Берлин жил в состоянии гражданской войны. Ненависть вспыхивала внезапно, без предупреждения, из ничего; на уличных перекрестках, в ресторанах, синематографах, дансинг-холлах, плавательных бассейнах; в полночь, после завтрака, посреди бела дня. Выхватывались ножи, в ход шли кастеты, пивные кружки, ножки от стульев и дубинки с залитым внутрь свинцом; пули царапали плакаты на афишных тумбах, рикошетили от жестяных крыш общественных уборных. Посреди людной улицы на человека могли напасть, порвать на нем одежду, избить и оставить его, истекающего кровью, лежать на тротуаре; пятнадцать секунд – и все кончено, и нападавшие скрылись. Отто получил удар бритвой через глазницу наискосок в драке на базарчике возле Кёперникерштрассе. Врач наложил три шва, и ему пришлось провести в клинике целую неделю. Газеты полнились снимками с похорон святых мучеников: нацистов, рейхсбанновцев,[30] коммунистов.
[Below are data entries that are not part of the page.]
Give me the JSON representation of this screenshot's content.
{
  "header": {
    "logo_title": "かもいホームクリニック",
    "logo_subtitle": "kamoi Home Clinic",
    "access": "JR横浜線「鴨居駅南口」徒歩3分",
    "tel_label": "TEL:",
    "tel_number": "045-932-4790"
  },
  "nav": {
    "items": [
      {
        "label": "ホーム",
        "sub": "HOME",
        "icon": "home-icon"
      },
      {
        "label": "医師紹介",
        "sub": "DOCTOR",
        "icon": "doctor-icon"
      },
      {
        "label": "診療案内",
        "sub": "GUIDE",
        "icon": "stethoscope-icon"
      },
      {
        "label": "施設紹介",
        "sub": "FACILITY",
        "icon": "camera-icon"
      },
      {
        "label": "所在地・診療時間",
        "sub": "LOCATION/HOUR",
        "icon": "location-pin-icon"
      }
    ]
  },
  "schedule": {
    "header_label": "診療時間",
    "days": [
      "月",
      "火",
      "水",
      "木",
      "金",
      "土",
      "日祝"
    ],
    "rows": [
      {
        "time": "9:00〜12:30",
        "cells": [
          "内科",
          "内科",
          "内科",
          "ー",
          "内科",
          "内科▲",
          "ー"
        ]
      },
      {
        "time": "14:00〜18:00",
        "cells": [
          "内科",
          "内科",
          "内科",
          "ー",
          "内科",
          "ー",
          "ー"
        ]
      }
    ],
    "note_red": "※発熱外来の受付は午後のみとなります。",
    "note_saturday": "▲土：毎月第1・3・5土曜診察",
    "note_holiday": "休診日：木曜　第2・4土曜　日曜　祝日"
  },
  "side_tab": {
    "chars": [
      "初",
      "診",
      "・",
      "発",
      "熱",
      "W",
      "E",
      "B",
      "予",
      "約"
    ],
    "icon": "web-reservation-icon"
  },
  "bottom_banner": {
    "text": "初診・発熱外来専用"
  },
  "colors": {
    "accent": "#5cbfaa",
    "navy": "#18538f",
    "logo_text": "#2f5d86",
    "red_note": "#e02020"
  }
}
Мои ученики глядели на них и качали головами, извинялись передо мной за то, что творится в Германии. «Боже, боже мой, – говорили они, – какой ужас! Так не может больше продолжаться».
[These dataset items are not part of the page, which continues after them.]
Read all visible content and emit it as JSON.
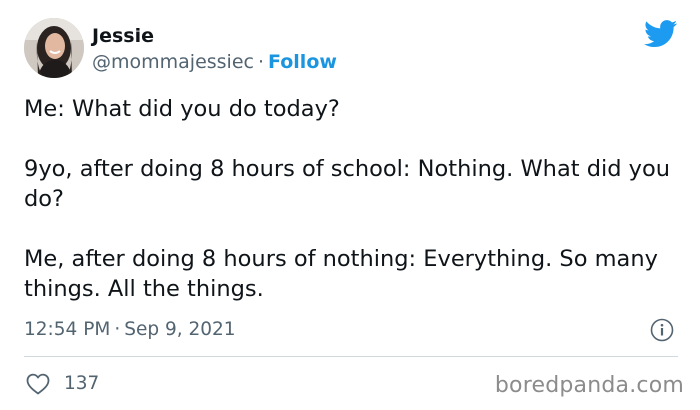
{
  "author": {
    "name": "Jessie",
    "handle": "@mommajessiec",
    "separator": "·",
    "follow_label": "Follow",
    "avatar_icon": "profile-photo"
  },
  "brand": {
    "icon": "twitter-bird-icon",
    "color": "#1d9bf0"
  },
  "tweet": {
    "paragraphs": [
      "Me: What did you do today?",
      "9yo, after doing 8 hours of school: Nothing. What did you do?",
      "Me, after doing 8 hours of nothing: Everything. So many things. All the things."
    ],
    "time": "12:54 PM",
    "date_separator": "·",
    "date": "Sep 9, 2021"
  },
  "actions": {
    "like_icon": "heart-icon",
    "like_count": "137",
    "info_icon": "info-icon"
  },
  "watermark": {
    "text": "boredpanda.com"
  },
  "colors": {
    "text": "#0f1419",
    "secondary": "#536471",
    "link": "#1b95e0",
    "divider": "#cfd9de"
  }
}
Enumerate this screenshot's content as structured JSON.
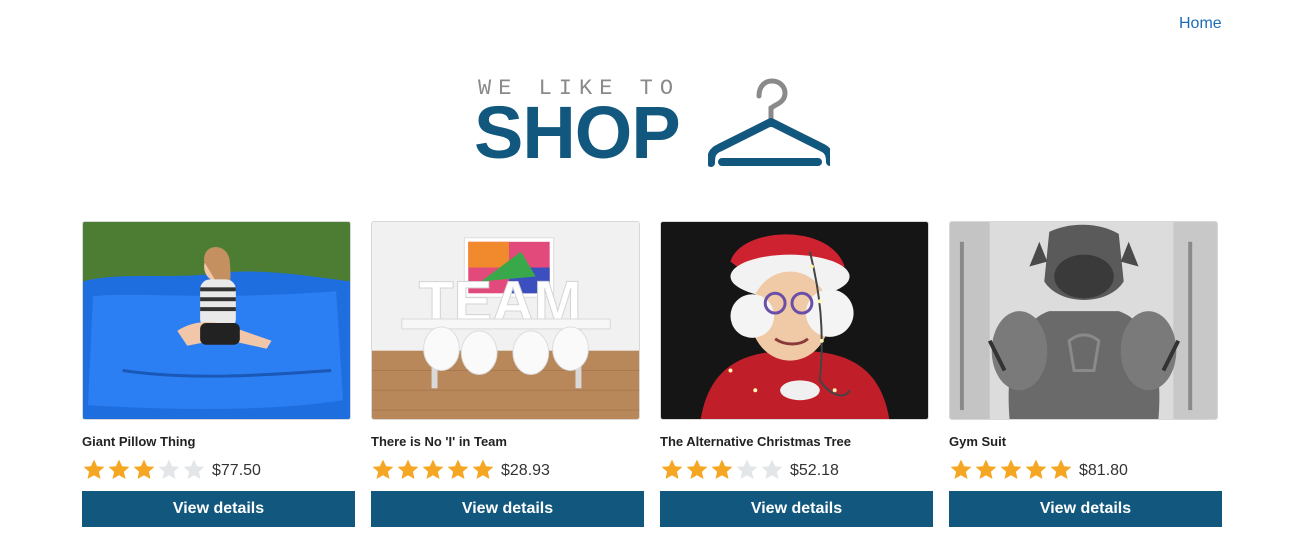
{
  "nav": {
    "home_label": "Home"
  },
  "logo": {
    "tagline": "WE LIKE TO",
    "word": "SHOP",
    "icon": "hanger-icon"
  },
  "colors": {
    "brand": "#12587e",
    "link": "#1c6cb7",
    "star_filled": "#f5a623",
    "star_empty": "#e3e6e8"
  },
  "products": [
    {
      "title": "Giant Pillow Thing",
      "rating": 3,
      "max_rating": 5,
      "price": "$77.50",
      "button_label": "View details"
    },
    {
      "title": "There is No 'I' in Team",
      "rating": 5,
      "max_rating": 5,
      "price": "$28.93",
      "button_label": "View details"
    },
    {
      "title": "The Alternative Christmas Tree",
      "rating": 3,
      "max_rating": 5,
      "price": "$52.18",
      "button_label": "View details"
    },
    {
      "title": "Gym Suit",
      "rating": 5,
      "max_rating": 5,
      "price": "$81.80",
      "button_label": "View details"
    }
  ]
}
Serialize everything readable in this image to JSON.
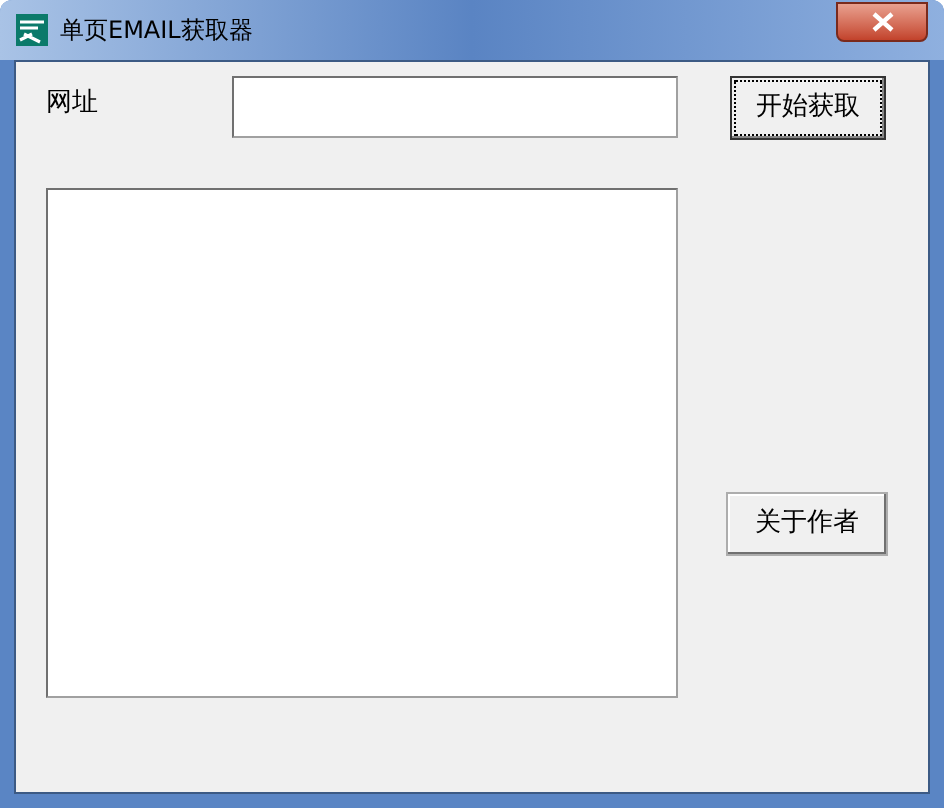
{
  "window": {
    "title": "单页EMAIL获取器"
  },
  "url_label": "网址",
  "buttons": [
    {
      "label": "开始获取",
      "focused": true
    },
    {
      "label": "关于作者",
      "focused": false
    }
  ]
}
Репортеры, специализирующиеся на убийствах, и авторы джазовых песенок безнадежно девальвировали немецкий язык. Словарь газетной брани (предатель, лакей Версаля, свинья и убийца, марксистский жулик, гитлеровская зараза, красная чума) стал напоминать – из-за частотности употребления – те общеобязательные формы вежливости, которые в ходу у китайцев. Слово Liebe, воспарив над языком Гёте, не стоило теперь и поцелуя шлюхи. Весна, луна, юность, розы, девушка, милый, сердце, май – этой обесцененной до последнего предела монетой торговали теперь сочинители бесчисленных танго, вальсов и фокстротов, те, кто всегда готов был предложить вам выход – к счастью, сугубо частному. Найди себе славную крошку, советовали они, и позабудь о кризисе, не обращай внимания на безработных. Лети, тянули они за рукав, лети на Гавайи, в Неаполь, в Никогда-На-Свете-Вену. Хугенберг,[31] который стоял за УФА,[32] подавал публике национализм на любые вкусы. Он выпускал на экраны эпические батальные полотна, фарсы из солдатской жизни и оперетты, где веселые проделки военной аристократии начала века были переодеты по вкусу 1932 года. На него работали великолепные режиссеры и операторы, которым приходилось цинически пускать весь свой талант на то, чтоб показать, как прекрасны цепочки пузырьков в шампанском и как играет на шелке яркий свет ламп.